ABSTRACT This study systematically investigates the damage evolution mechanism of carbon fiber reinforced polymer (CFRP) composites under multi‐level impact energies using an integrated approach that combines acoustic emission (AE), infrared thermography (IRT), and digital image correlation (DIC). Three distinct stages were first identified from the impact force response, and the effect of impact energy on characteristic parameters for each stage was quantified. The resulting damage morphology was characterized using ultrasonic C‐scan and scanning electron microscopy (SEM).

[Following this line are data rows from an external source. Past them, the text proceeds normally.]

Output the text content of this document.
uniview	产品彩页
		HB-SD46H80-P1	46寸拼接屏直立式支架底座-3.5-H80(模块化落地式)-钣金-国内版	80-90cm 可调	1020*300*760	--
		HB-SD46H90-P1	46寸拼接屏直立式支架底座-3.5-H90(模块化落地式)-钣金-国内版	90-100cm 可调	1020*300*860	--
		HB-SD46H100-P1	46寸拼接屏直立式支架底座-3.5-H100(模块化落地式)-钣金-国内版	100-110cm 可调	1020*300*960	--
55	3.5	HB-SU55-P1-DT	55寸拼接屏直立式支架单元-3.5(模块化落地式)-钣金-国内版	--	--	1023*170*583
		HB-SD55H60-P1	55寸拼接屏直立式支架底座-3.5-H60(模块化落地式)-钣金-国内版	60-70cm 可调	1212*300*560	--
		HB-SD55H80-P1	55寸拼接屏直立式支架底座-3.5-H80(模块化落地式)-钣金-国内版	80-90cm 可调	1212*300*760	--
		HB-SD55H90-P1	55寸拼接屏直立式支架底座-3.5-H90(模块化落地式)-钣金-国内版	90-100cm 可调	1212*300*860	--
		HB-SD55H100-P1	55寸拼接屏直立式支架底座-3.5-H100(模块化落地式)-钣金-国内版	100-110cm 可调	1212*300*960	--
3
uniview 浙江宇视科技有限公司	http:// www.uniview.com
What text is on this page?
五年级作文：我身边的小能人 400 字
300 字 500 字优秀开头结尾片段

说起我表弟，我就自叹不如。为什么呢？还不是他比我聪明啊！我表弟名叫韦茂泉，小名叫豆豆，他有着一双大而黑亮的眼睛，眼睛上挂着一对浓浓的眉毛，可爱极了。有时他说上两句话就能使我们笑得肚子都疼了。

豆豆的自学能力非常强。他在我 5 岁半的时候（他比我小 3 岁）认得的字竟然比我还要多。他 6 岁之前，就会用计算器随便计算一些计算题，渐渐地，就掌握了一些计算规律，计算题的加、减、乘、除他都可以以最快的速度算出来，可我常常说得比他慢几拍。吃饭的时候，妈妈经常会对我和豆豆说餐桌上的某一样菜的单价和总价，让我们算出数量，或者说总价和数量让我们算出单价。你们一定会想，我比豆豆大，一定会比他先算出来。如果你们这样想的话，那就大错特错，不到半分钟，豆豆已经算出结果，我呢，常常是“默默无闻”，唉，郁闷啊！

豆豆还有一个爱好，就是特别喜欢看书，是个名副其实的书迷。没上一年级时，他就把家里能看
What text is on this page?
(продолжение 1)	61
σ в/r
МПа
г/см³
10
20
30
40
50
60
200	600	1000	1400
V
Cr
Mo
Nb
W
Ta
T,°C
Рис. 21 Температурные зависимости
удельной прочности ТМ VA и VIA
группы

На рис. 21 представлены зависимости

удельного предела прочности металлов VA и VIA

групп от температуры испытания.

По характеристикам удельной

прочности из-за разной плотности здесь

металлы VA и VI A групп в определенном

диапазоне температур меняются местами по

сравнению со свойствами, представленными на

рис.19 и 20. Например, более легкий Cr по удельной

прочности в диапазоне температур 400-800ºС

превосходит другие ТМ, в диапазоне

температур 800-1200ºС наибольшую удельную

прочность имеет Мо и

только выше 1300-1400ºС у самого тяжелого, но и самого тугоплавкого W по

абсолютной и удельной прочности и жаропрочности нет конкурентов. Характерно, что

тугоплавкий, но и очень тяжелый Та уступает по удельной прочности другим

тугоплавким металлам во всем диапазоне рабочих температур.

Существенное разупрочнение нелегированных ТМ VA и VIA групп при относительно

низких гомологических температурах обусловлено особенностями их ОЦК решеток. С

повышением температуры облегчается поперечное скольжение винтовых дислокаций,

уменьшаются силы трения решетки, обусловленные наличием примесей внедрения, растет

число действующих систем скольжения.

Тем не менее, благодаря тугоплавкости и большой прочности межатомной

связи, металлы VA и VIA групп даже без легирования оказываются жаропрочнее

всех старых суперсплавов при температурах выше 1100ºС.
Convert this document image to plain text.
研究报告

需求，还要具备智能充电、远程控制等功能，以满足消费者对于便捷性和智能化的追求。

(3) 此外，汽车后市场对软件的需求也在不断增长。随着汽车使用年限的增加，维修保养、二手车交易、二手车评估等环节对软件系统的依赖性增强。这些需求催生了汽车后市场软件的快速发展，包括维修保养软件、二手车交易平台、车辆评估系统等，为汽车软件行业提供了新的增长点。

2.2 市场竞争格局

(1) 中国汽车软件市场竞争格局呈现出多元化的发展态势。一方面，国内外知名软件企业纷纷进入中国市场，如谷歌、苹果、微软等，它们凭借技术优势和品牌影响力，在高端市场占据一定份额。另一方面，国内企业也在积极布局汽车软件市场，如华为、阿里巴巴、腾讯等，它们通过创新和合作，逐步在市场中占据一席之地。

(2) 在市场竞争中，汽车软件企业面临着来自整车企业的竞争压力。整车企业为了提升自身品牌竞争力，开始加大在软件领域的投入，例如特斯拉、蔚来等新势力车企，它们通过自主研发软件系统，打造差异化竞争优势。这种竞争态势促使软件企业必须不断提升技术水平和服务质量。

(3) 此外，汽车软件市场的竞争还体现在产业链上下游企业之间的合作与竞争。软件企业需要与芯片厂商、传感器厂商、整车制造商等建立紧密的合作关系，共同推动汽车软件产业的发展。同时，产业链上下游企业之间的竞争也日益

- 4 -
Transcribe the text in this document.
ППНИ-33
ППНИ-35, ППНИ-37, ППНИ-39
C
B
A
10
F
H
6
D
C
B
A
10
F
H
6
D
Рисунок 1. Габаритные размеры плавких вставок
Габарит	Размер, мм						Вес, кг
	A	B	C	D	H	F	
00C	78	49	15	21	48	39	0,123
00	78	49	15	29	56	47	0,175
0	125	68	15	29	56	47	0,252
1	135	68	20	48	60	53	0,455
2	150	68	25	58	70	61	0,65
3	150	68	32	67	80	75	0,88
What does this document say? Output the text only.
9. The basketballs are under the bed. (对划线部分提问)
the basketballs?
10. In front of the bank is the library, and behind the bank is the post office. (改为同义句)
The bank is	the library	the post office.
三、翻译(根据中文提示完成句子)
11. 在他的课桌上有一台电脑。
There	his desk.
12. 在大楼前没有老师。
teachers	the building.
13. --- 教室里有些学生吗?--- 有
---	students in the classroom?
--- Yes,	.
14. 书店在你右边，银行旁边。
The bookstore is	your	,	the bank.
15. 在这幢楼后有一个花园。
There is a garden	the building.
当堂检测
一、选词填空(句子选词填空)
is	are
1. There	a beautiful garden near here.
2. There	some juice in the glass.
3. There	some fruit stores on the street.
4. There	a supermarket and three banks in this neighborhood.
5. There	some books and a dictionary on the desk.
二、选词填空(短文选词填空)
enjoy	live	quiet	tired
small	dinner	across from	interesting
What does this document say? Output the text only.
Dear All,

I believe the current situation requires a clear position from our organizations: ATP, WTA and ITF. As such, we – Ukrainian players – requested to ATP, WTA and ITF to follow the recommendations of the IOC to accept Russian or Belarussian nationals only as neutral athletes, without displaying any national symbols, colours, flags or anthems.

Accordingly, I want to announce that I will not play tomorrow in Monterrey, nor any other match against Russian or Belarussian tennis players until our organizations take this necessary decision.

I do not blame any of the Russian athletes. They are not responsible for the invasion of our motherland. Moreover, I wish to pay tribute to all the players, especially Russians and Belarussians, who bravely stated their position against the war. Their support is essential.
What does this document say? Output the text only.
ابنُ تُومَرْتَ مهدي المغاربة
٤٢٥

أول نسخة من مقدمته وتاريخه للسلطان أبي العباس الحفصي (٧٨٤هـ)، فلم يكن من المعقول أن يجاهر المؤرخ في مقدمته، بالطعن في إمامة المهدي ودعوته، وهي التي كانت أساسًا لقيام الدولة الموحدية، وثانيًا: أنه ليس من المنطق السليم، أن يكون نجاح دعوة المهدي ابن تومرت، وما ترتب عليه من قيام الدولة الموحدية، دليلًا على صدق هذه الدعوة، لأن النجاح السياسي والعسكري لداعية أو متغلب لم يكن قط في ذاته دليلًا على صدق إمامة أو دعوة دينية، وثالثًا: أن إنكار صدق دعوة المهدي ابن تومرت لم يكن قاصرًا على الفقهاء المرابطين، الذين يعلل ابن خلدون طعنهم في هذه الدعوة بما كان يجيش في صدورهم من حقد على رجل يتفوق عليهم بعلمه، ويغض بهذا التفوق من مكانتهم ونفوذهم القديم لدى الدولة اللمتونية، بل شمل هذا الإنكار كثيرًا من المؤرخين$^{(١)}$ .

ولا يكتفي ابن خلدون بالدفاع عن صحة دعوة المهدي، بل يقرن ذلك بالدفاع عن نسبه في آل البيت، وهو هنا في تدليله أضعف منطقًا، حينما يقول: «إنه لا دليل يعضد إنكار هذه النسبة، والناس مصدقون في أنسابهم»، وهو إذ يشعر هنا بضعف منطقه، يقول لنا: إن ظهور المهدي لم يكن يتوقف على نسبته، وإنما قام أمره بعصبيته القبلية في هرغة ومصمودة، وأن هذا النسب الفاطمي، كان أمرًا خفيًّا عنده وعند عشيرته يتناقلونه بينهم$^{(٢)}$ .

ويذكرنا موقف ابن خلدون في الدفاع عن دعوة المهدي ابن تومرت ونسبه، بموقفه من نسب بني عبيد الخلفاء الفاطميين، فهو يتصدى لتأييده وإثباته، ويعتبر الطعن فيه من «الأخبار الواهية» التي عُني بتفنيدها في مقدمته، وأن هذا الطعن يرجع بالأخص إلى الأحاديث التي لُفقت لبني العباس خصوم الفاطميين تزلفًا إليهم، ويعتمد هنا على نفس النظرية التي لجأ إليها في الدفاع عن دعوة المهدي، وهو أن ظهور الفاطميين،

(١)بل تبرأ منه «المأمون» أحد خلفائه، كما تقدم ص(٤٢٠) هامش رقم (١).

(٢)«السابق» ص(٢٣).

The dynamic response during impact was then extracted through AE pattern recognition, dynamic IRT field tracking, and full‐field DIC strain analysis. A novel synchronized “AE‐IRT‐DIC” framework was established, capable of correlating elastic wave, thermal, and optical data for coordinated damage monitoring. Key findings reveal that the energy absorption reaches a non‐monotonic minimum at the barely visible impact damage energy ( E BVID ). At 1.5 E BVID , energy dissipation shifts dominantly from elastic waves to thermal radiation and plastic deformation. The damage modes evolve stage‐wise, with IRT features progressing from flocculent patterns to elliptical spots and finally to dendritic networks. A transition from intra‐laminar shear to inter‐laminar delamination occurs at 2 E BVID . The best fitting equations for impact energy versus total AE energy, maximum infrared radiation difference, and maximum strain are the polynomial ( R 2 = 0.985), logistic ( R 2 = 0.999), and exponential ( R 2 = 0.974) functions, respectively. This research provides fundamental insights into the CFRP damage evolution mechanism and critical guidance for designing high‐performance, impact‐resistant composite structures.